Exploring the experiences of New Zealand mothers raising intellectually gifted children: maternal strains, resources, and coping behaviours (2019)
Type of ContentTheses / Dissertations
Thesis DisciplineHealth Sciences
Degree NameMaster of Arts
PublisherUniversity of Canterbury
Background: Parents raising intellectually gifted children are faced with unique challenges. To date, very little research has considered the impact the challenges associated with raising intellectually gifted children has on parents. Furthermore, the existing literature has largely overlooked the positive parental experiences relating to raising gifted children and the ways in which parents cope with challenges. This study explored the complex and multifaceted experiences of New Zealand mothers raising intellectually gifted children.

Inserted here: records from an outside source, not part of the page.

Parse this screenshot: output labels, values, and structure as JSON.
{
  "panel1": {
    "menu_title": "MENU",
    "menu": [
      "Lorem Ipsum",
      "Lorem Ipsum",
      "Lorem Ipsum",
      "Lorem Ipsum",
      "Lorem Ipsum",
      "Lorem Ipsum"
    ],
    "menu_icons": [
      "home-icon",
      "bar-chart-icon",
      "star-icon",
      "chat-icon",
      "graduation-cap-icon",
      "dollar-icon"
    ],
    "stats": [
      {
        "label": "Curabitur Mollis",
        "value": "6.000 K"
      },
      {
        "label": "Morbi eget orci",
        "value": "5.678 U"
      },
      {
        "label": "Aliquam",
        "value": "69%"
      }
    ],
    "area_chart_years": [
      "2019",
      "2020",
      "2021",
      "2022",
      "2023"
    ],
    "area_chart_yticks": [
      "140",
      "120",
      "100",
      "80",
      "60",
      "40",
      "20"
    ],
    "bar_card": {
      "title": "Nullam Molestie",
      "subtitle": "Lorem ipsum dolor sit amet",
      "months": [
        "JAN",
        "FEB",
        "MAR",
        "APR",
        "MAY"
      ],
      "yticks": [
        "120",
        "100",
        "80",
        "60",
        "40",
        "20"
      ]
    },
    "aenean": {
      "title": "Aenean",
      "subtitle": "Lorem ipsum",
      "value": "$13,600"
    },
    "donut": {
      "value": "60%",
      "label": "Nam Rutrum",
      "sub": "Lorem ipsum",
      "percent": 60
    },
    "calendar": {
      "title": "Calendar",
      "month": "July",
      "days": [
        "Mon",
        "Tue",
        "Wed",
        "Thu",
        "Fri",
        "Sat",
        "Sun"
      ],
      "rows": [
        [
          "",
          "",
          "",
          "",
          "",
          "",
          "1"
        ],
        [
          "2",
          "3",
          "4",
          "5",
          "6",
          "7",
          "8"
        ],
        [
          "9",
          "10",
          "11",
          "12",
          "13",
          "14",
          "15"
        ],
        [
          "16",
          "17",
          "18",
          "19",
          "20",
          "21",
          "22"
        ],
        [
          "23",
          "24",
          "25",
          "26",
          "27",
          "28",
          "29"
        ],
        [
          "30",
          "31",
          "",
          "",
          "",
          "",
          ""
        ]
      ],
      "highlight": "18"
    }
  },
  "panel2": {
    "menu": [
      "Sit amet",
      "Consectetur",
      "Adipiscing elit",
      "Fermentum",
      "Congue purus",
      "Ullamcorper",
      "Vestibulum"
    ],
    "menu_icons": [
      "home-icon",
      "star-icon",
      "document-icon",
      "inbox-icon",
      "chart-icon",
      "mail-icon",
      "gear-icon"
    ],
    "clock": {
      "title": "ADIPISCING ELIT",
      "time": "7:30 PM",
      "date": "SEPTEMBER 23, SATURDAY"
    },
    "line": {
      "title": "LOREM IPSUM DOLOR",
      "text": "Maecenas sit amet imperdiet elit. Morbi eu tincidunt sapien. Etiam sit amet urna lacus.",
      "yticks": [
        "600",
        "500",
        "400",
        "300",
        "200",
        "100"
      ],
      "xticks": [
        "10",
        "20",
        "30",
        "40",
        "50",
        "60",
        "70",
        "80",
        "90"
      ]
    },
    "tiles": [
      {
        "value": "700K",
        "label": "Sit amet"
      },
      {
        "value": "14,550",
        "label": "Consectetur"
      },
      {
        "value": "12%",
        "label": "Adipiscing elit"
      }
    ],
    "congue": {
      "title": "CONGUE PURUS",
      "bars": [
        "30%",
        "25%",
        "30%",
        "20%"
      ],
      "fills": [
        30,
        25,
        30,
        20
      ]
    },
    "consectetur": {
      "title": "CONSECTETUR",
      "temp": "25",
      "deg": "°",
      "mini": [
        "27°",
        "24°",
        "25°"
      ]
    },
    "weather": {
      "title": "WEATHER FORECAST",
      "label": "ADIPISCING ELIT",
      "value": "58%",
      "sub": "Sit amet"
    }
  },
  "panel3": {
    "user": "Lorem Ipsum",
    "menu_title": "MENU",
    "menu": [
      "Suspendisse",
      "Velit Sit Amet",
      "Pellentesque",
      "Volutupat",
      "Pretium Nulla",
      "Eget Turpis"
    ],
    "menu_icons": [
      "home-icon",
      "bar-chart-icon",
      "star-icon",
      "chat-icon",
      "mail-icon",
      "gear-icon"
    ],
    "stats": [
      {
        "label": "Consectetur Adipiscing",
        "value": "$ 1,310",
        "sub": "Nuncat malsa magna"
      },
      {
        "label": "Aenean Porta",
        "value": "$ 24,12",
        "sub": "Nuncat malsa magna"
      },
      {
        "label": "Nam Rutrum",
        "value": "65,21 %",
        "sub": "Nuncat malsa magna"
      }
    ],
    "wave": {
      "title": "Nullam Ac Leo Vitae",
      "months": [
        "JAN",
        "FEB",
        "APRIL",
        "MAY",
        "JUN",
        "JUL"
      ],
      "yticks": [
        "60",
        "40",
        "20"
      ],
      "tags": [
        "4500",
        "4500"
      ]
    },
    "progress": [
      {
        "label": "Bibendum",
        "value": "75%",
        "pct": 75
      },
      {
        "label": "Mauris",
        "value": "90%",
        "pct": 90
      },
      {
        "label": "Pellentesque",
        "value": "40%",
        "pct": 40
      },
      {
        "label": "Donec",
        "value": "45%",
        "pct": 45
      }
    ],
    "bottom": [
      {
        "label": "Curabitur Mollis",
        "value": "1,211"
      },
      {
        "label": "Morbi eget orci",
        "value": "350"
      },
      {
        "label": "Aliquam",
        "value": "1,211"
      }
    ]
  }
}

Method: Nine mothers of children aged 6 to 16 years-old, with a formal identification of intellectual giftedness, participated in a semi-structured interview about their challenging and positive experiences raising their gifted children, the perceived impact on their wellbeing, and their coping behaviours. Qualitative content analysis guided the data analysis.
Results: The Family Adjustment and Adaptation Response model (FAAR) was utilised to organise the results into strains and resources within four domains; psychological, family, social, and services. The findings indicated that mothers’ wellbeing was adversely affected by numerous strains from multiple contexts. Mothers reported experiencing exhaustion, stress, and anxiety in their role raising their intellectually gifted children. Strains such as social isolation, stigma, and dealing with schools, family members, and professionals that lacked understanding and awareness of giftedness were prominent factors. Mothers expressed tremendous frustration with the education system and lack of support services. Additionally, all mothers reported positive impacts related to raising their gifted children, including, personal growth, benefits, and adaptive coping behaviours.
Conclusions: This research makes an important contribution to the paucity of research on the experience of raising gifted children by highlighting the impact on maternal wellbeing and the need for support, understanding and awareness for parents of the gifted across multiple contexts. Understanding the experiences of mothers of gifted children can assist health and educational professionals in providing targeted support for parents of intellectually gifted children to ameliorate the daily strains and build on their existing strengths and capabilities.